When Rose’s Mom stopped by my classroom with six perfect eggs on Friday, I was so excited. She’d been collecting them all week for me. It felt a little wrong to eat them, but I didn’t want little Karen’s efforts to be in vain, so I boiled them today and sure enough, they were delicious!
Logic and reason and common sense and economics and pragmatism are unanimous in their conclusion that a weak little chick is a waste of time and energy. No effort or resources should be expended on such an expendable creature. My logic would assume that the most important being in the universe would also feel the same way, but our God is wiser than my logic and so much kinder than my best intentions.
He says, “Aren’t two sparrows sold for a penny? Yet not one of them falls to the ground without your Father’s consent…So don’t be afraid therefore; you are worth more than many sparrows.” Matthew 10:29, 31. In other words, “I saw these little chicks forming in their eggs. I was fully aware which would be healthy and which would be weak. If I care about chicks, do you have anything to fear? You are far more valuable to me than a little baby chicken.”

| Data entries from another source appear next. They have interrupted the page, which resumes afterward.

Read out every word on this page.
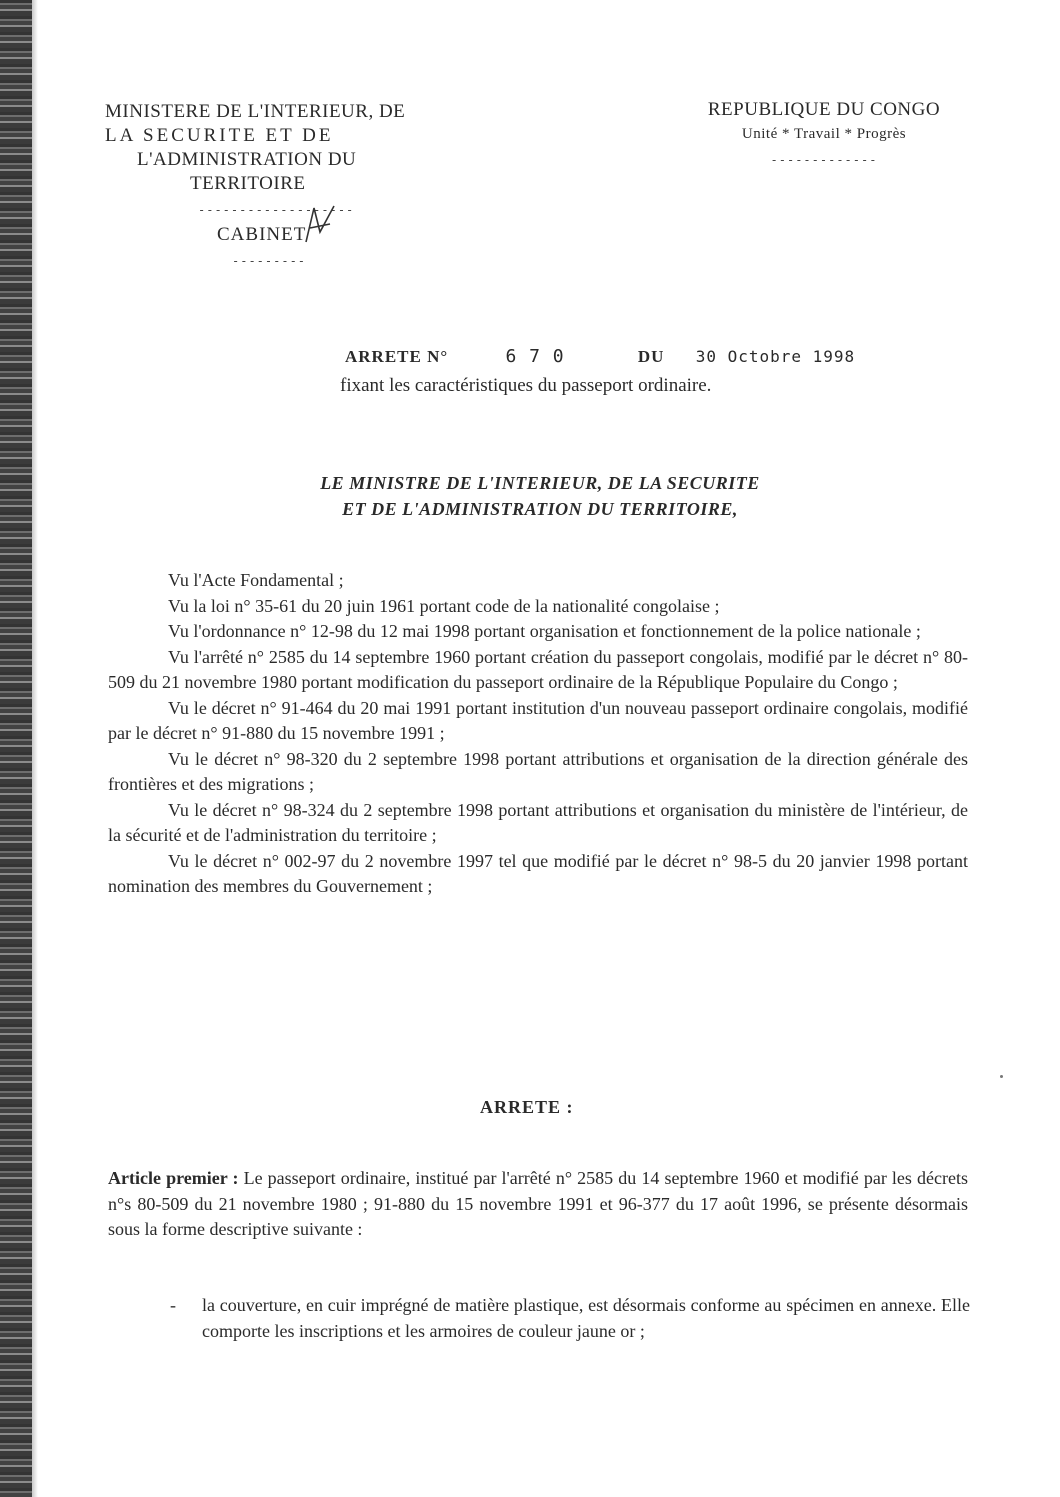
MINISTERE DE L'INTERIEUR, DE
LA SECURITE ET DE
L'ADMINISTRATION DU
TERRITOIRE
-------------------
CABINET
---------
REPUBLIQUE DU CONGO
Unité * Travail * Progrès
-------------
ARRETE N°	6 7 0	DU 30 Octobre 1998
fixant les caractéristiques du passeport ordinaire.
LE MINISTRE DE L'INTERIEUR, DE LA SECURITE
ET DE L'ADMINISTRATION DU TERRITOIRE,

Vu l'Acte Fondamental ;

Vu la loi n° 35-61 du 20 juin 1961 portant code de la nationalité congolaise ;

Vu l'ordonnance n° 12-98 du 12 mai 1998 portant organisation et fonctionnement de la police nationale ;

Vu l'arrêté n° 2585 du 14 septembre 1960 portant création du passeport congolais, modifié par le décret n° 80-509 du 21 novembre 1980 portant modification du passeport ordinaire de la République Populaire du Congo ;

Vu le décret n° 91-464 du 20 mai 1991 portant institution d'un nouveau passeport ordinaire congolais, modifié par le décret n° 91-880 du 15 novembre 1991 ;

Vu le décret n° 98-320 du 2 septembre 1998 portant attributions et organisation de la direction générale des frontières et des migrations ;

Vu le décret n° 98-324 du 2 septembre 1998 portant attributions et organisation du ministère de l'intérieur, de la sécurité et de l'administration du territoire ;

Vu le décret n° 002-97 du 2 novembre 1997 tel que modifié par le décret n° 98-5 du 20 janvier 1998 portant nomination des membres du Gouvernement ;

ARRETE :
Article premier : Le passeport ordinaire, institué par l'arrêté n° 2585 du 14 septembre 1960 et modifié par les décrets n°s 80-509 du 21 novembre 1980 ; 91-880 du 15 novembre 1991 et 96-377 du 17 août 1996, se présente désormais sous la forme descriptive suivante :
-	la couverture, en cuir imprégné de matière plastique, est désormais conforme au spécimen en annexe. Elle comporte les inscriptions et les armoires de couleur jaune or ;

There is a “little chick” living at my house right now. I can’t tell you her whole story (I don’t even know it all myself), but the result of other people’s destructive choices has left her with multiple diagnoses and disorders. She is fragile and difficult and exhausting and of little value to a consumer-driven, capitalistic society. Even well-intentioned Christians have suggested that my efforts would be better spent on someone else (I hate to admit I’ve had the same feeling the middle of some of her fear-driven rage battles).
But the God who made her, the God who made me, the God who made Karen the chicken says, “She is of infinite value and and worth to me. She is made in my image, she has worth and purpose and a future.” And He is trusting me to make a safe place for her and tie together her broken parts. Her fragile life is in my hands and I fail her so many times. I am imperfect and short-tempered and sometimes unkind. But she is forgiving and learning to trust and learning that is is loved and wanted.
Those breakfast eggs give me hope. They give me tangible proof that my girl will grow and blossom and break the cycles that have bound her family for generations. She is the beginning of a new kind of family – restored and healthy and producing life where only death was expected.
I am in love with this God who is at His best when he takes the broken and discarded and transforms them into magnificent treasures. His kingdom makes no sense, but His joy fills my heart and gives me courage to battle the scars, bind the wounds, and calm the rage as my little chick becomes who she was created to be.
What beautiful writing and a beautiful heart behind it! Thank you for seeing the world through God’s eyes more and more – it’s a great example to us all and to the precious ones watching you, God is working through you – keep it up!